12 thoughts on “Interview: How To Cope With Social Anxiety”

  1. Anxiety can be crippling. I almost succumbed to the pressure and resorted to pharmaceutical help until I combined some of these strategies with natural remedies like a CBD oil.

    Thank you so much for this information, anyone struggling with anxiety should read this.

    Reply
    • Thanks for your comment Tyler. I heard about CBD oil having positive effects for some people. It’s great to hear that it helped you and that you didn’t have to take pharmaceutical drugs in order dissolve your anxiety!

      Reply
  2. Love this interview. It inspires me to keep going down this line of work…so many of us suffer and for a long time don’t even recognize it…More dialogue in anyway is needed. Thank you for your work. Keep it up!!!

    Reply
  3. Coping with Symptoms of Social Anxiety

    Slow Breathing

    Your breathing rate increments naturally as a feature of the battle or flight reaction. Figuring out how to hinder your breathing rate when you are on edge can settle a portion of the different on edge sensations, just as help you to center your brain.

    1. To begin with, time your breaths for one moment (1 breath in and out equivalents one).

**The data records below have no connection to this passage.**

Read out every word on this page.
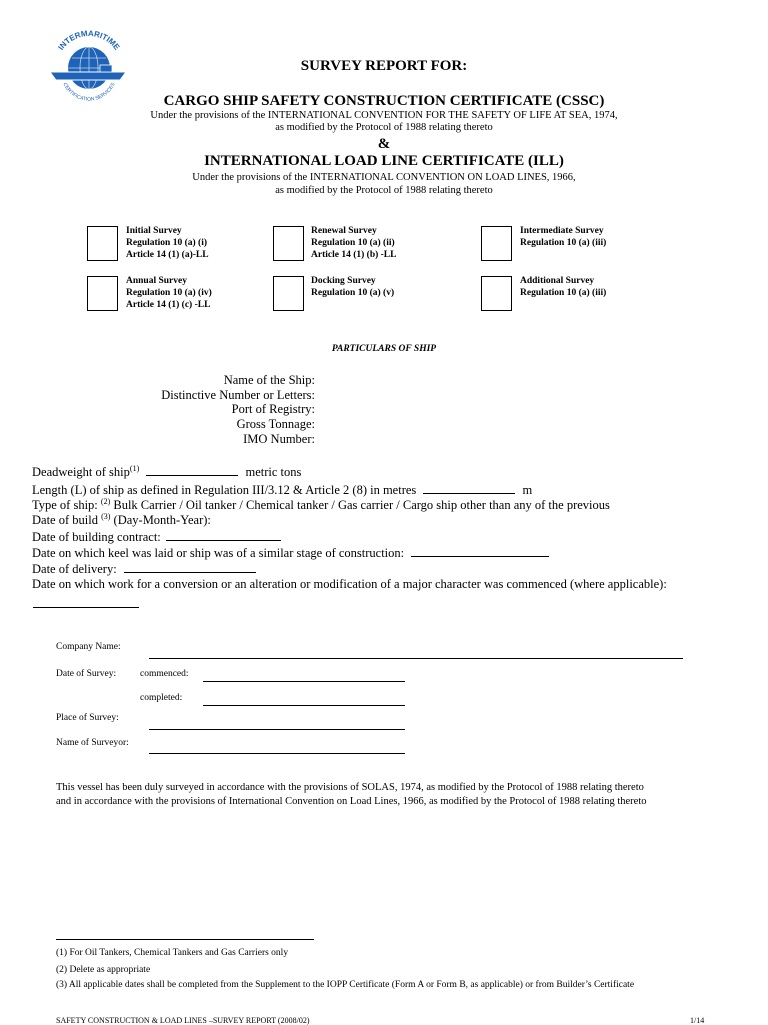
INTERMARITIME
CERTIFICATION SERVICES
SURVEY REPORT FOR:
CARGO SHIP SAFETY CONSTRUCTION CERTIFICATE (CSSC)
Under the provisions of the INTERNATIONAL CONVENTION FOR THE SAFETY OF LIFE AT SEA, 1974,
as modified by the Protocol of 1988 relating thereto
&
INTERNATIONAL LOAD LINE CERTIFICATE (ILL)
Under the provisions of the INTERNATIONAL CONVENTION ON LOAD LINES, 1966,
as modified by the Protocol of 1988 relating thereto
Initial Survey
Regulation 10 (a) (i)
Article 14 (1) (a)-LL
Renewal Survey
Regulation 10 (a) (ii)
Article 14 (1) (b) -LL
Intermediate Survey
Regulation 10 (a) (iii)
Annual Survey
Regulation 10 (a) (iv)
Article 14 (1) (c) -LL
Docking Survey
Regulation 10 (a) (v)
Additional Survey
Regulation 10 (a) (iii)
PARTICULARS OF SHIP
Name of the Ship:
Distinctive Number or Letters:
Port of Registry:
Gross Tonnage:
IMO Number:
Deadweight of ship$^{(1)}$	metric tons
Length (L) of ship as defined in Regulation III/3.12 & Article 2 (8) in metres	m
Type of ship: $^{(2)}$ Bulk Carrier / Oil tanker / Chemical tanker / Gas carrier / Cargo ship other than any of the previous
Date of build $^{(3)}$ (Day-Month-Year):
Date of building contract:
Date on which keel was laid or ship was of a similar stage of construction:
Date of delivery:
Date on which work for a conversion or an alteration or modification of a major character was commenced (where applicable):
Company Name:
Date of Survey:	commenced:
completed:
Place of Survey:
Name of Surveyor:
This vessel has been duly surveyed in accordance with the provisions of SOLAS, 1974, as modified by the Protocol of 1988 relating thereto
and in accordance with the provisions of International Convention on Load Lines, 1966, as modified by the Protocol of 1988 relating thereto
(1) For Oil Tankers, Chemical Tankers and Gas Carriers only
(2) Delete as appropriate
(3) All applicable dates shall be completed from the Supplement to the IOPP Certificate (Form A or Form B, as applicable) or from Builder’s Certificate
SAFETY CONSTRUCTION & LOAD LINES –SURVEY REPORT (2008/02)	1/14
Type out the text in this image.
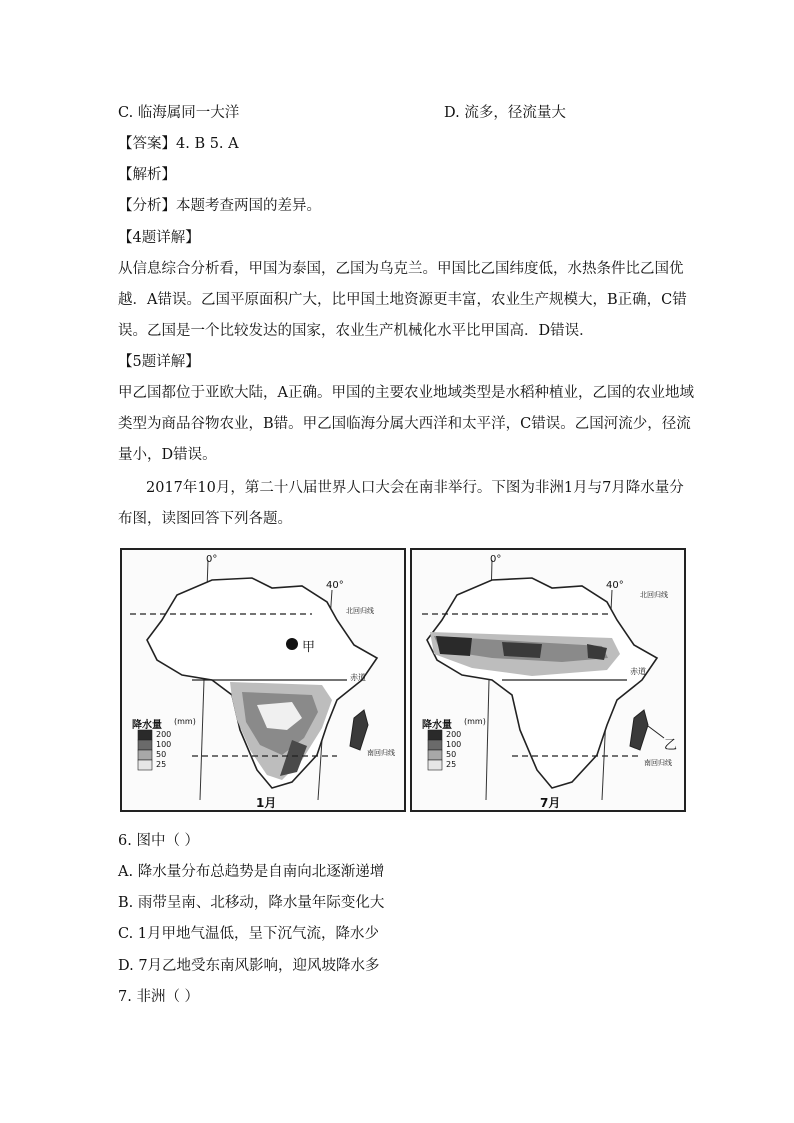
C. 临海属同一大洋	D. 流多，径流量大
【答案】4. B 5. A
【解析】
【分析】本题考查两国的差异。
【4题详解】
从信息综合分析看，甲国为泰国，乙国为乌克兰。甲国比乙国纬度低，水热条件比乙国优
越．A错误。乙国平原面积广大，比甲国土地资源更丰富，农业生产规模大，B正确，C错
误。乙国是一个比较发达的国家，农业生产机械化水平比甲国高．D错误．
【5题详解】
甲乙国都位于亚欧大陆，A正确。甲国的主要农业地域类型是水稻种植业，乙国的农业地域
类型为商品谷物农业，B错。甲乙国临海分属大西洋和太平洋，C错误。乙国河流少，径流
量小，D错误。
2017年10月，第二十八届世界人口大会在南非举行。下图为非洲1月与7月降水量分
布图，读图回答下列各题。
0°
40°
北回归线
赤道
南回归线
甲
降水量 (mm)
200
100
50
25
1月
0°
40°
北回归线
赤道
南回归线
乙
降水量 (mm)
200
100
50
25
7月
6. 图中（ ）
A. 降水量分布总趋势是自南向北逐渐递增
B. 雨带呈南、北移动，降水量年际变化大
C. 1月甲地气温低，呈下沉气流，降水少
D. 7月乙地受东南风影响，迎风坡降水多
7. 非洲（ ）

    2. At that point plunk down serenely before a clock or a watch with a second hand and begin to concentrate your brain on your relaxing.

    3. Inhale just through your nose.

    4. Attempt to inhale utilizing your lower stomach/stomach, as opposed to your chest muscles. Loosen up your stomach however much as could be expected.

    5. Take a customary breath in for 3 seconds and afterward inhale out for 3 seconds. Each time you inhale out, contemplate internally “unwind” and let somewhat more pressure go from your muscles – let your shoulders drop, and loosen up your face.

    6. Proceed with taking in this 6-second cycle for 5 minutes.

    7. Toward the finish of this, check your breaths again for one moment. Record this.

    8. The normal individual takes 10 to 12 breaths for each moment very still. Your breathing rate might be higher than it ought to be. A few people with social fear over-inhale continually, while others find that their breathing rate possibly goes up when they are restless. In the two cases moderate breathing can help.

    9. To start, you should rehearse when loose. At that point you can continuously rehearse in on edge circumstances. Like learning any new aptitude, slow breathing requires some serious energy and ordinary practice. You should rehearse this at any rate 4 times each day.

    Reply
    • Thanks for sharing this Emma. I used a slightly different breathing excercise (I describe it in my guide – link in the main menu) when I was struggling with social anxiety but we’re all different so someone might like this approach better. Relaxing effectively is definitely one of the basic and most important things we can do on our path to overcoming social anxiety.